Discussions between CPAs and their clients cover many intimate topics, from the inner workings of a business to creating a family’s legacy. Because of the implications these discussions can have on a client’s future and financial position, it’s imperative that the lines of communication remain open—not just at tax time, but all year round.
Here are several best practices for how to work best with your CPA:
Ask about big decisions. If you are considering expanding your business, selling your business, or buying or selling a significant asset, call your CPA to discuss how to proceed in the most tax-efficient manner. Your CPA is aware of ways to structure purchases or sales to take advantage of current tax law. Making such decisions without the CPA’s input can result in lost opportunities for savings, either now or in the future.
The same is true for family decisions. If you are getting married or divorced, having or adopting children, hiring or firing relatives, or making philanthropic decisions, talk things over with your CPA. He or she can serve as a sounding board, assist with planning, and help guide these decisions in a financially responsible manner. As always, the earlier you get your CPA involved in these decisions, the better.
Ask about not-so-big decisions. Your CPA is eager to help you—even if it’s not specifically in the accounting or finance arena. Because he or she serves many clients in different industries, your CPA is exposed to expertise in a variety of disciplines, from technology to cybersecurity to personnel and marketing.
Your CPA might know the answer you’re seeking, but if not, he or she can likely refer you to just the right person to address your concern or curiosity.
Ask about tax and regulatory issues. Tax law and regulatory changes can have a major impact on your business, compensation structure, and estate planning. Your CPA is the best resource for the latest information about how tax and regulatory updates affect you—and what you can do to mitigate any negative impact.

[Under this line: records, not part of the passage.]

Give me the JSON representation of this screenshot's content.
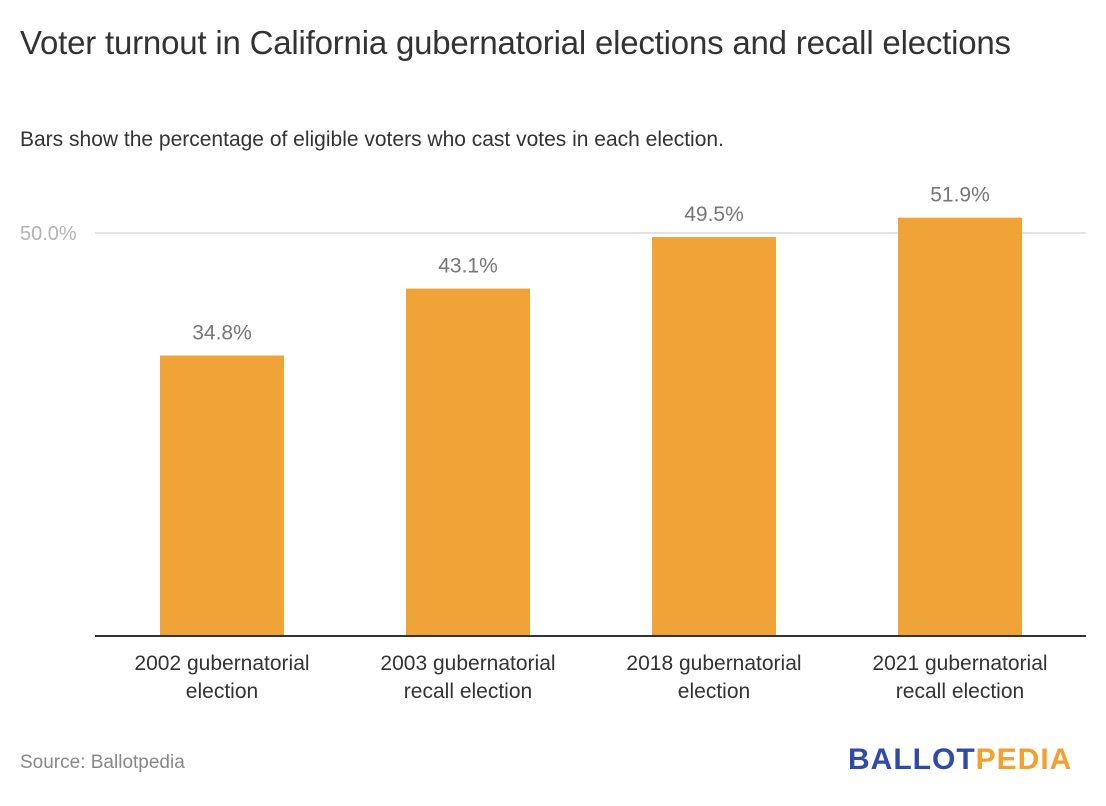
{
  "chart_data": {
    "type": "bar",
    "title": "Voter turnout in California gubernatorial elections and recall elections",
    "subtitle": "Bars show the percentage of eligible voters who cast votes in each election.",
    "categories": [
      [
        "2002 gubernatorial",
        "election"
      ],
      [
        "2003 gubernatorial",
        "recall election"
      ],
      [
        "2018 gubernatorial",
        "election"
      ],
      [
        "2021 gubernatorial",
        "recall election"
      ]
    ],
    "values": [
      34.8,
      43.1,
      49.5,
      51.9
    ],
    "value_labels": [
      "34.8%",
      "43.1%",
      "49.5%",
      "51.9%"
    ],
    "yticks": [
      50.0
    ],
    "ytick_labels": [
      "50.0%"
    ],
    "ylim": [
      0,
      50
    ],
    "xlabel": "",
    "ylabel": "",
    "grid": true,
    "legend": "none",
    "bar_color": "#f0a336"
  },
  "footer": {
    "source": "Source: Ballotpedia",
    "logo_part1": "BALLOT",
    "logo_part2": "PEDIA"
  }
}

Review important documents. In addition to having your attorney draft and review important documents, have your CPA review them, too. These documents include such items as corporate bylaws and insurance policies, as well as non-compete, equity compensation, employee, and prenuptial agreements. Your CPA can weigh in on how these agreements and policies can be best structured in light of your specific business and family financial circumstances.
Don’t hide. To paraphrase the iconic Las Vegas slogan, “What happens in your CPA’s office stays in your CPA’s office.” Your CPA has seen and heard it all, so don’t be afraid to share with him or her what you might consider to be silly questions, questionable decisions, or difficult circumstances.
For example, if you or a family member has substance abuse or addiction problems that might affect your business or estate, tell your CPA. If you’ve generated unwanted debt, made a bad business deal, or created a problematic family situation, tell your CPA. He or she will not be surprised or judgmental. In fact, your CPA can likely assist you in managing the fallout of these circumstances and perhaps provide insight and guidance as to how to handle them in the future.
Remember, your CPA is your ally and trusted advisor. Working closely with your CPA is the best way to protect your assets and plan for your financial future.